Caenorhabditis elegans HCF-1 Functions in Longevity Maintenance as a DAF-16 Regulator
Figure 5
Loss of hcf-1 Promotes the DAF-16 Transcriptional Regulation of Several Target Genes
(A) The expression of sod-3, mtl-1, and F21F3.3 was elevated and that of C32H11.4 was repressed in the hcf-1 mutants. The elevated expression of sod-3 and mtl-1 in the hcf-1 mutants was completely dependent on daf-16; that of F21F3.3 and C32H11.4 was partially dependent on daf-16. *, p < 0.05 when compared to wild-type (wt). **, p < 0.05 when compared to hcf-1(ok559).

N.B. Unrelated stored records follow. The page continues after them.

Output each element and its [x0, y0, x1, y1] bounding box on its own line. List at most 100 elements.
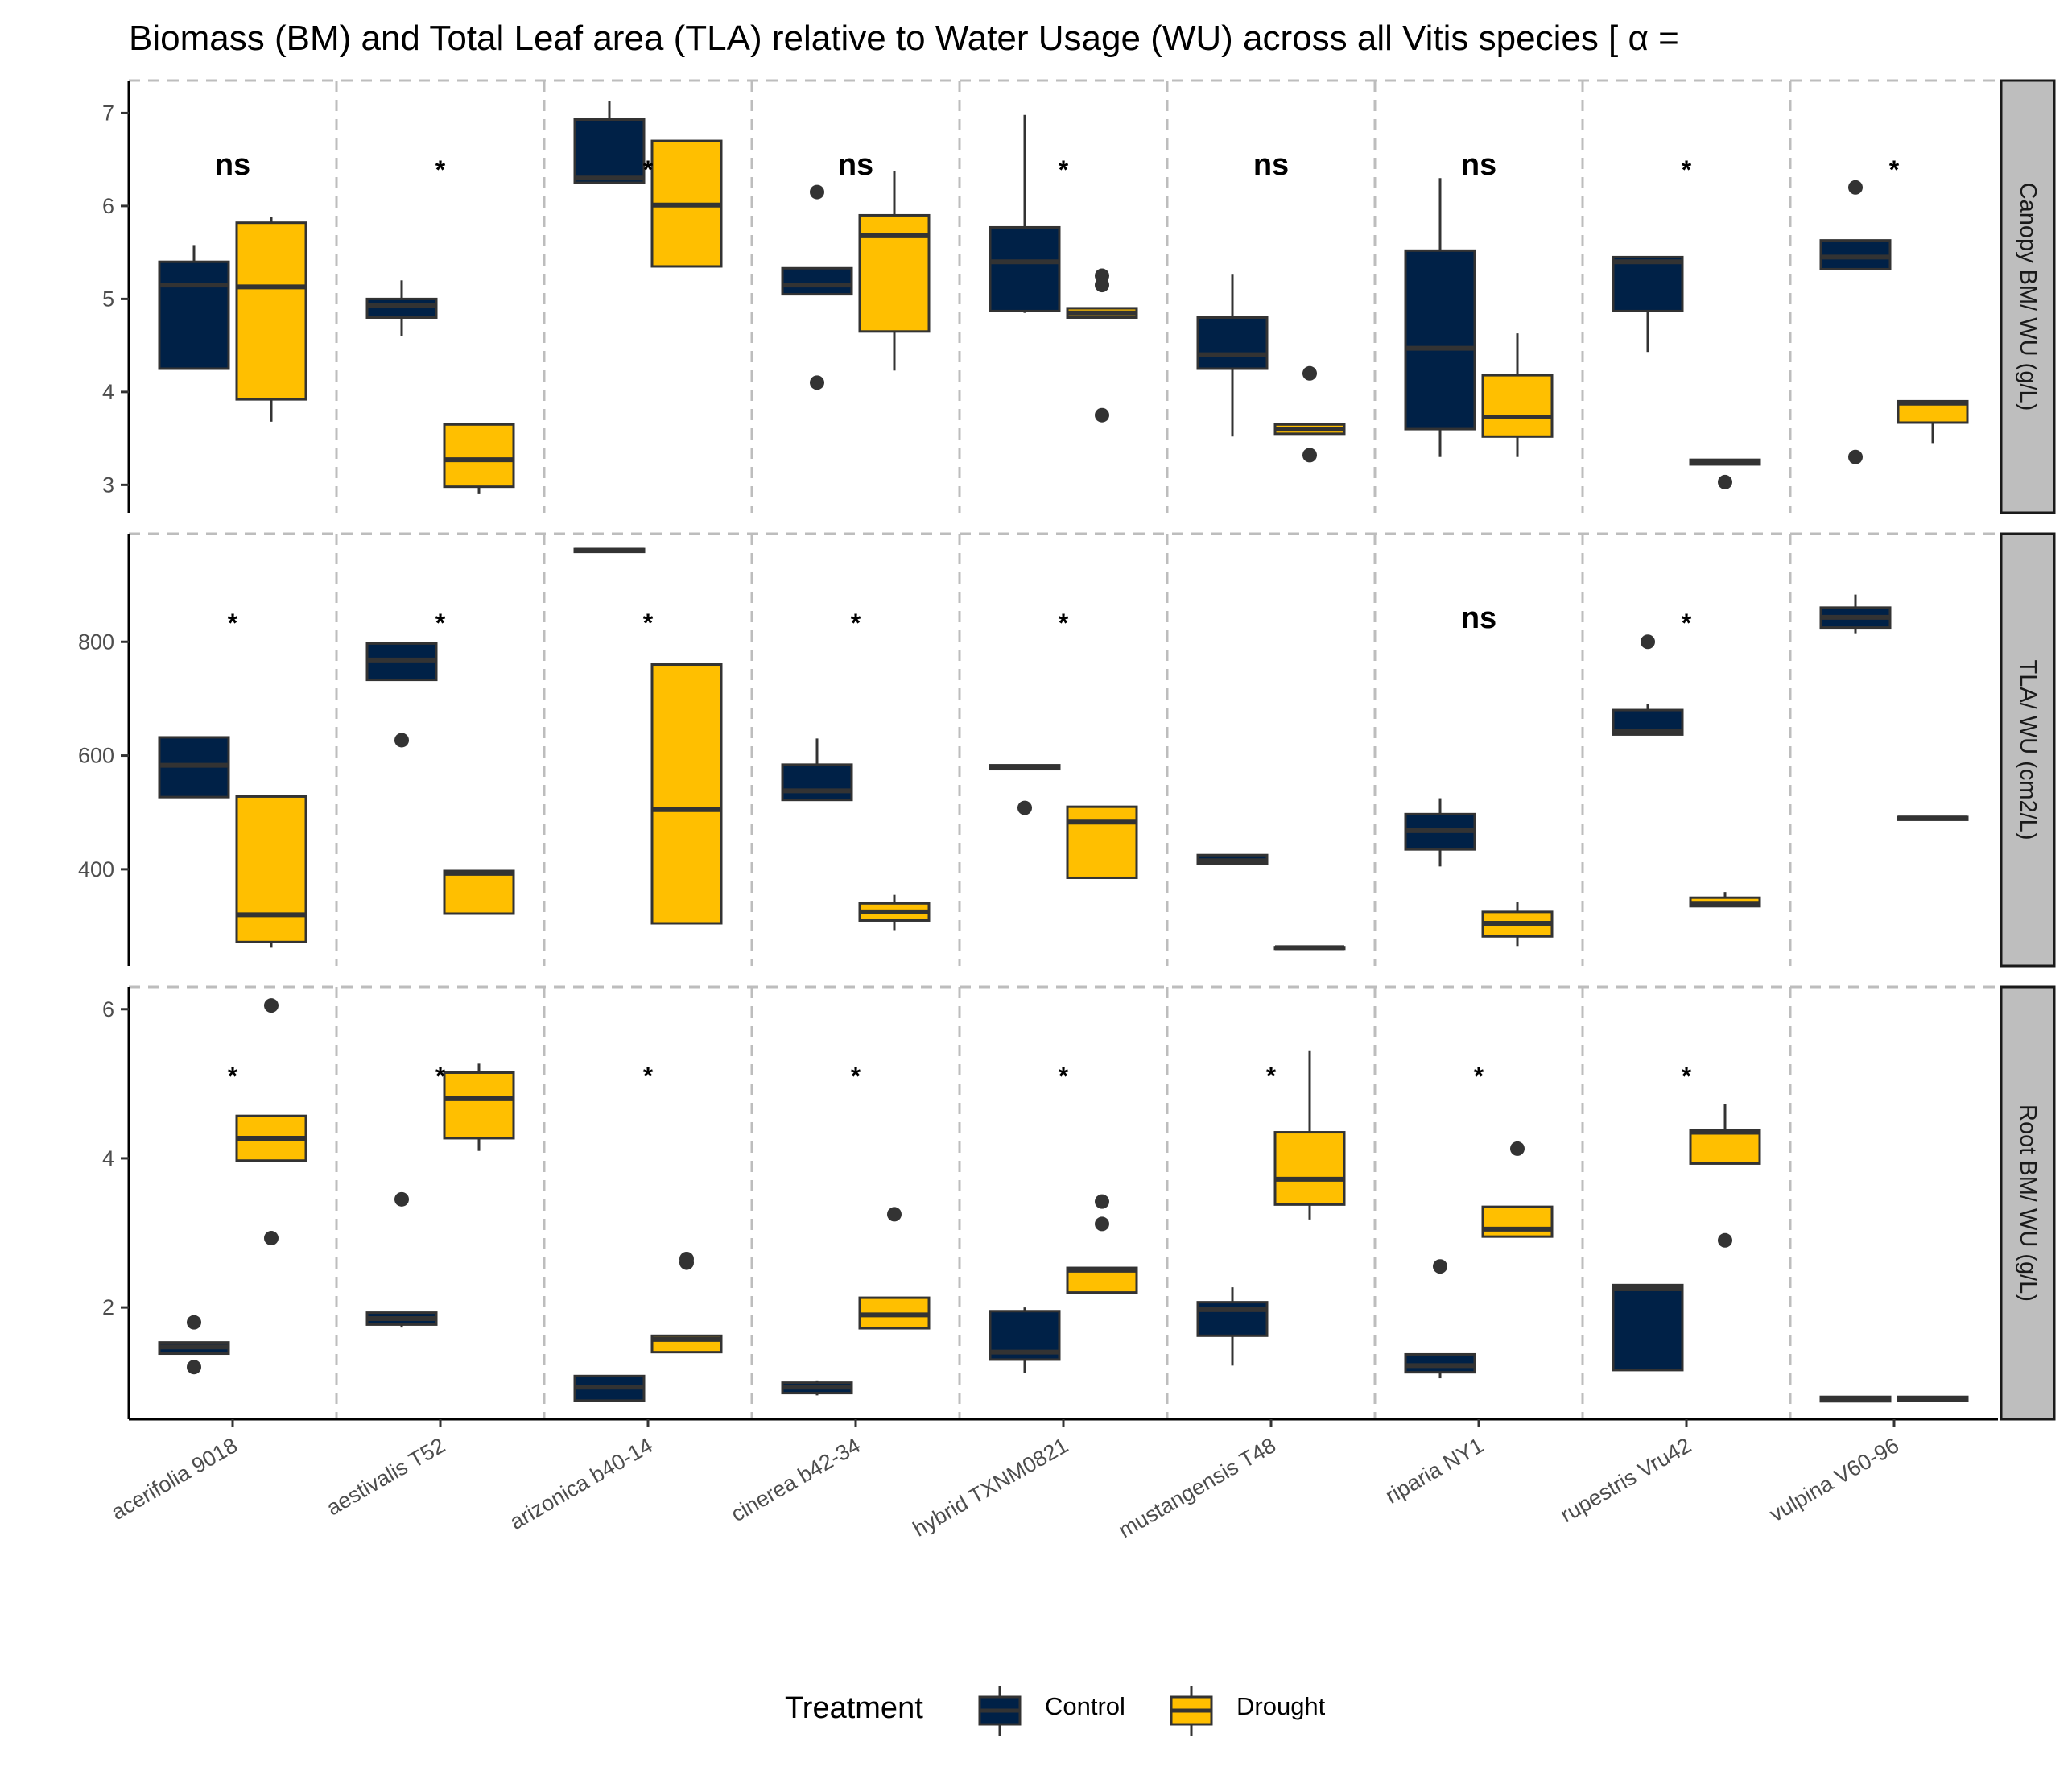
box-drought: [1897, 815, 1969, 821]
box-control: [365, 1191, 438, 1328]
outlier-point: [810, 184, 824, 200]
box-drought: [1689, 892, 1761, 908]
box-control: [1612, 1283, 1684, 1372]
outlier-point: [1017, 800, 1032, 815]
y-tick-label: 7: [102, 101, 114, 125]
box-iqr: [1196, 1301, 1269, 1337]
box-iqr: [1612, 255, 1684, 312]
box-iqr: [365, 297, 438, 319]
outlier-point: [394, 1191, 409, 1207]
box-iqr: [1404, 249, 1476, 431]
box-control: [1819, 1395, 1892, 1403]
box-drought: [858, 1207, 931, 1330]
significance-label: *: [1682, 1062, 1692, 1091]
box-drought: [858, 894, 931, 931]
facet-strip: [2000, 532, 2056, 968]
box-control: [1612, 634, 1684, 736]
outlier-point: [264, 998, 279, 1013]
y-tick-label: 5: [102, 287, 114, 311]
box-drought: [443, 869, 515, 915]
box-control: [1819, 594, 1892, 634]
box-drought: [1066, 805, 1138, 879]
outlier-point: [887, 1207, 902, 1222]
box-control: [781, 184, 853, 390]
significance-label: ns: [215, 148, 250, 182]
legend-key-control: [978, 1686, 1022, 1736]
box-drought: [1689, 1104, 1761, 1248]
significance-label: ns: [838, 148, 873, 182]
significance-label: *: [1682, 609, 1692, 638]
outlier-point: [1095, 1216, 1109, 1232]
box-drought: [650, 139, 723, 268]
box-iqr: [1196, 316, 1269, 370]
significance-label: *: [435, 1062, 446, 1091]
legend-key-drought: [1170, 1686, 1213, 1736]
significance-label: *: [228, 1062, 238, 1091]
panel-3: 2 4 6 Root BM/ WU (g/L) * * * * * * * *: [102, 985, 2056, 1421]
significance-label: *: [435, 609, 446, 638]
significance-label: *: [1266, 1062, 1277, 1091]
significance-label: *: [643, 1062, 654, 1091]
significance-label: ns: [1253, 148, 1289, 182]
significance-label: *: [228, 609, 238, 638]
box-control: [1196, 274, 1269, 437]
outlier-point: [1433, 1259, 1447, 1274]
outlier-point: [394, 733, 409, 748]
outlier-point: [1095, 278, 1109, 293]
box-drought: [1689, 458, 1761, 489]
significance-label: *: [1059, 609, 1069, 638]
significance-label: *: [1474, 1062, 1484, 1091]
box-control: [573, 1374, 646, 1402]
y-tick-label: 800: [78, 630, 114, 654]
box-drought: [443, 423, 515, 494]
box-control: [365, 642, 438, 748]
box-control: [365, 280, 438, 336]
box-drought: [1273, 365, 1346, 463]
box-iqr: [1612, 1283, 1684, 1372]
box-control: [1196, 853, 1269, 865]
significance-label: *: [435, 155, 446, 184]
box-iqr: [781, 266, 853, 296]
y-tick-label: 3: [102, 473, 114, 497]
box-iqr: [1273, 1131, 1346, 1206]
outlier-point: [187, 1315, 201, 1330]
significance-label: *: [1682, 155, 1692, 184]
box-control: [1404, 798, 1476, 867]
box-drought: [1897, 1395, 1969, 1402]
significance-label: *: [1059, 1062, 1069, 1091]
box-drought: [1897, 399, 1969, 444]
box-drought: [650, 1251, 723, 1354]
significance-label: *: [643, 155, 654, 184]
significance-label: *: [643, 609, 654, 638]
box-iqr: [858, 213, 931, 333]
box-control: [1404, 1259, 1476, 1379]
box-iqr: [1689, 1129, 1761, 1165]
box-drought: [650, 663, 723, 925]
box-control: [989, 1307, 1061, 1373]
significance-label: *: [851, 609, 861, 638]
outlier-point: [1641, 634, 1655, 650]
legend-title: Treatment: [785, 1691, 923, 1725]
box-iqr: [1481, 374, 1554, 438]
box-control: [158, 736, 230, 799]
box-iqr: [650, 663, 723, 925]
panel-2: 400 600 800 TLA/ WU (cm2/L) * * * * * ns *: [78, 532, 2056, 968]
box-control: [158, 245, 230, 370]
outlier-point: [810, 375, 824, 390]
outlier-point: [1302, 365, 1317, 381]
outlier-point: [1718, 474, 1732, 489]
y-tick-label: 6: [102, 194, 114, 218]
box-iqr: [1481, 1205, 1554, 1238]
y-tick-label: 4: [102, 380, 114, 404]
box-iqr: [443, 869, 515, 915]
box-control: [573, 547, 646, 554]
box-drought: [1066, 268, 1138, 423]
outlier-point: [1095, 1194, 1109, 1209]
box-iqr: [443, 423, 515, 489]
legend-label-drought: Drought: [1236, 1692, 1326, 1720]
legend-label-control: Control: [1045, 1692, 1125, 1720]
box-drought: [1481, 902, 1554, 947]
box-control: [573, 101, 646, 184]
box-drought: [443, 1063, 515, 1151]
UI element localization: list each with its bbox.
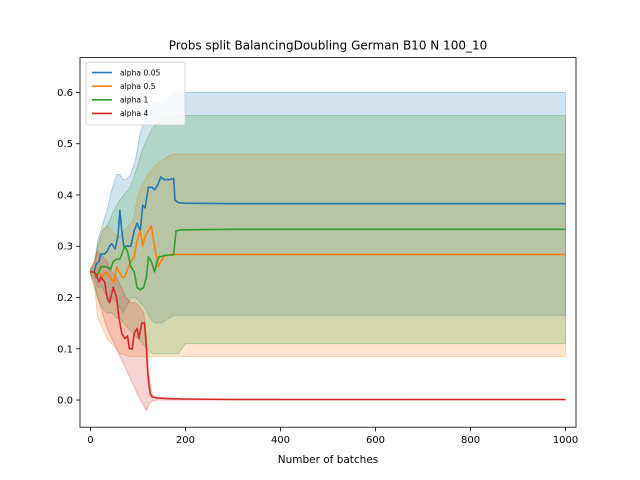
x-tick-label: 800 (461, 435, 480, 446)
legend-label: alpha 4 (120, 109, 148, 118)
legend: alpha 0.05 alpha 0.5 alpha 1 alpha 4 (85, 62, 186, 126)
band-alpha-1 (90, 115, 566, 355)
x-tick-label: 200 (176, 435, 195, 446)
confidence-bands (90, 92, 566, 412)
line-alpha-0-5 (90, 224, 566, 283)
line-alpha-4 (90, 271, 566, 401)
legend-box (85, 62, 186, 126)
series-lines (90, 176, 566, 401)
x-tick-label: 600 (366, 435, 385, 446)
y-tick-label: 0.5 (57, 139, 73, 150)
x-tick-label: 0 (87, 435, 93, 446)
y-tick-label: 0.1 (57, 344, 73, 355)
band-alpha-0-5 (90, 153, 566, 357)
y-tick-label: 0.6 (57, 88, 73, 99)
y-axis: 0.0 0.1 0.2 0.3 0.4 0.5 0.6 (57, 88, 80, 407)
x-axis: 0 200 400 600 800 1000 (87, 427, 578, 446)
y-tick-label: 0.0 (57, 396, 73, 407)
y-tick-label: 0.4 (57, 190, 73, 201)
legend-label: alpha 0.05 (120, 68, 161, 77)
y-tick-label: 0.2 (57, 293, 73, 304)
line-alpha-1 (90, 228, 566, 291)
x-tick-label: 1000 (553, 435, 578, 446)
line-alpha-0-05 (90, 176, 566, 273)
legend-label: alpha 0.5 (120, 82, 156, 91)
x-axis-label: Number of batches (278, 454, 379, 466)
legend-label: alpha 1 (120, 96, 148, 105)
y-tick-label: 0.3 (57, 242, 73, 253)
x-tick-label: 400 (271, 435, 290, 446)
chart-title: Probs split BalancingDoubling German B10… (169, 39, 487, 53)
plot-frame (79, 57, 577, 428)
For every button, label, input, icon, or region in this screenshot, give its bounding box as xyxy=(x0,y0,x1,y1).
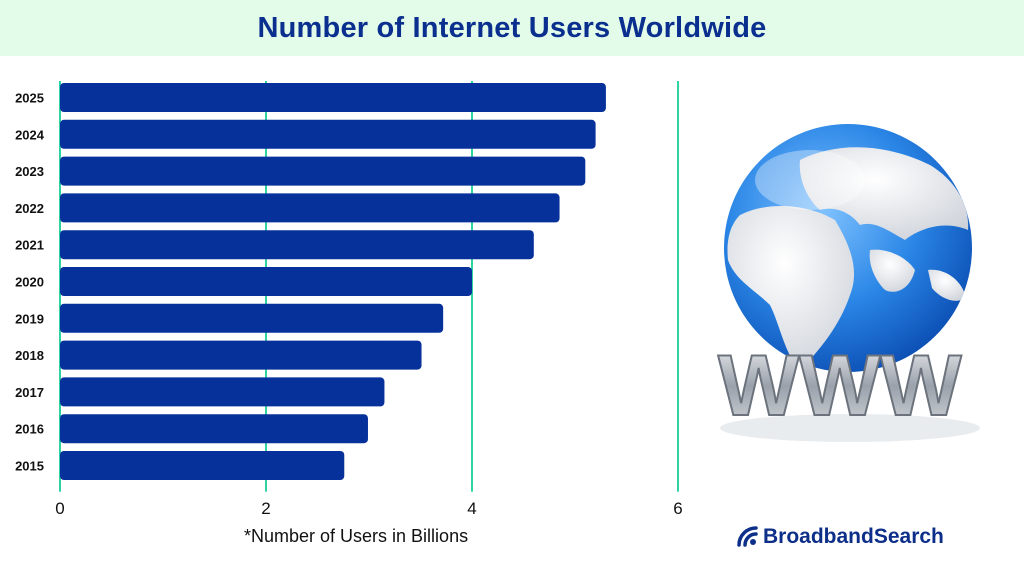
category-label-2018: 2018 xyxy=(15,348,44,363)
category-label-2022: 2022 xyxy=(15,201,44,216)
bar-2020 xyxy=(60,267,472,296)
category-label-2023: 2023 xyxy=(15,164,44,179)
category-label-2019: 2019 xyxy=(15,311,44,326)
bar-2023 xyxy=(60,156,586,186)
bar-chart: 2025 2024 2023 2022 2021 2020 2019 2018 2017 2016… xyxy=(15,81,683,518)
category-label-2025: 2025 xyxy=(15,91,44,106)
category-label-2017: 2017 xyxy=(15,385,44,400)
bar-2017 xyxy=(60,377,385,407)
x-tick-label-0: 0 xyxy=(55,499,64,518)
category-label-2016: 2016 xyxy=(15,422,44,437)
bar-2016 xyxy=(60,414,368,444)
category-label-2024: 2024 xyxy=(15,127,45,142)
category-label-2020: 2020 xyxy=(15,275,44,290)
brand-logo: BroadbandSearch xyxy=(736,525,944,549)
broadband-signal-icon xyxy=(737,526,758,547)
bar-2022 xyxy=(60,193,560,223)
bar-2024 xyxy=(60,119,596,149)
globe-www-icon: WWW xyxy=(700,120,990,455)
bar-2021 xyxy=(60,230,534,260)
x-tick-label-2: 2 xyxy=(261,499,270,518)
category-label-2015: 2015 xyxy=(15,459,44,474)
brand-name: BroadbandSearch xyxy=(763,525,944,548)
www-letters: WWW xyxy=(718,338,962,434)
category-label-2021: 2021 xyxy=(15,238,44,253)
x-tick-label-4: 4 xyxy=(467,499,476,518)
x-tick-label-6: 6 xyxy=(673,499,682,518)
chart-title: Number of Internet Users Worldwide xyxy=(257,11,767,44)
header-banner: Number of Internet Users Worldwide xyxy=(0,0,1024,56)
bar-2025 xyxy=(60,83,606,112)
bar-2015 xyxy=(60,451,345,480)
bar-2019 xyxy=(60,303,444,333)
bar-2018 xyxy=(60,340,422,370)
footnote: *Number of Users in Billions xyxy=(244,526,469,546)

(B) The expression of sod-3 and mtl-1 in the daf-2(e1370);hcf-1(pk924) double mutant showed synergistic up-regulation when compared to the expression in either hcf-1(pk924) or daf-2(e1370) single mutant. *, p < 0.05 when compared to wild-type (wt). **, p < 0.05 when compared to daf-2(e1370). The quantitative data are summarized in Tables 3–5.
The RNA levels of sod-3, mtl-1, F21F3.3, and C32H11.4 were quantified using qRT-PCR and normalized to the internal control act-1. The data for at least three independent experiments were pooled, and the mean normalized RNA level and SEM for each gene in the indicated strains are shown. The mean normalized RNA level for each gene in wt worms was set as 1. p-Value was calculated using Student's t-test. For sod-3 or mtl-1 expression, we analyzed for a synergistic effect in daf-2(e1370);hcf-1(pk924) compared to daf-2(e1370) or hcf-1(pk924) using two-way ANOVA analysis.